For policymakers, researchers, and industry stakeholders, the Zürich extension offers valuable insights into:
The measurable reduction of black-market dependence
Consumption frequency and demographic patterns under legal access
Viable models for social clubs and regulated retail
The role of scientific evaluation in shaping sustainable cannabis laws
These findings will likely influence regulatory developments in Germany, the Netherlands, and other European jurisdictions exploring similar evidence-led approaches.
Why extend the pilot, and not just fully legalise adult-use entirely?
Some may wonder: “If the pilot has achieved good results so far, why don’t they just push for legalisation?”
Or worse, they could have simply ended adult-use altogether after the pilot’s 2026 cut-off date.
Well, this gets to the heart of how Swiss policymaking (and cannabis policy reform more broadly) tends to work: cautiously, empirically, and with political consensus rather than bold leaps.
Here are the main reasons:
1. The Swiss legal framework still doesn’t allow full legalisation
Even if results are positive, the pilot operates under an exemption from the Federal Narcotics Act, granted by the Federal Office of Public Health (FOPH).
Switzerland’s parliament hasn’t yet amended national law to legalise cannabis – only to permit scientific trials. So Zürich can’t unilaterally legalise adult use; it can only extend its study with federal approval.
In short: Zurich’s hands are tied until national legislation changes.
2. The extension allows for long-term data
Cannabis regulation involves complex social and health dynamics – consumption patterns, black-market displacement, public health, mental health, youth use, workplace implications, etc.
Two years of data are insufficient to assess these meaningfully.
By extending the pilot to 2028, researchers can:
Monitor longitudinal effects on participants (e.g. consumption frequency, health outcomes, social integration);
Track market evolution (e.g. price parity with the illicit market, product preferences);
Compare outcomes across different Swiss cities running similar pilots (Basel, Bern, Lausanne, etc.).
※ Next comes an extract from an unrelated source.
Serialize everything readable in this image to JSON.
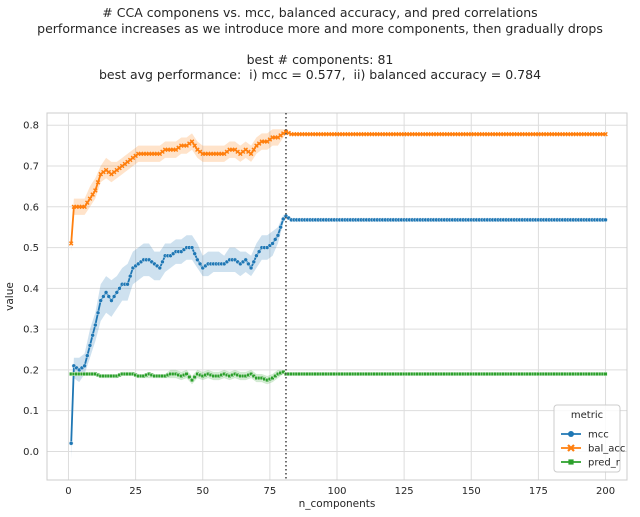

In essence: policymakers want robust, multi-year evidence before changing federal law. Which, overall, is a great sign.
3. Political caution and Swiss consensus culture
Switzerland’s direct democracy and federal system mean policy shifts happen slowly and deliberately.
Extending pilots helps build public confidence and political consensus, ensuring that any eventual legalisation will withstand future referenda or political pushback.
Legalisation without comprehensive data could risk losing that trust if any negative effects emerged later.
4. Legalisation will likely come federally, not city by city
Zürich can’t make adult-use cannabis legal on its own – even if it wanted to.
National lawmakers (and the FOPH) have signalled interest in a federal framework informed by the pilot results, but they’ll only legislate once the data are mature and the pilots have been fully evaluated.
So, this extension likely buys time for:
A federal evaluation report (expected around 2027);
A parliamentary debate on permanent legal regulation (2027–2028).
5. Pragmatic recognition of ongoing demand
Finally, Zürich knows there’s no sense in shutting down a functioning, well-received system – especially if it’s reducing black-market activity and promoting safe use.
Extending the pilot avoids forcing participants back into the illicit market while waiting for federal reform.
Conclusion
Zürich’s decision to extend its cannabis pilot programme until 2028 marks a strategic move toward data-driven regulation in Europe’s evolving cannabis landscape.
By expanding the Züri Can study, the city aims to deepen understanding of how regulated access influences public health, consumption behavior, and market dynamics. For researchers, policymakers, and industry professionals, Zürich continues to serve as a real-world laboratory for responsible, evidence-based cannabis reform.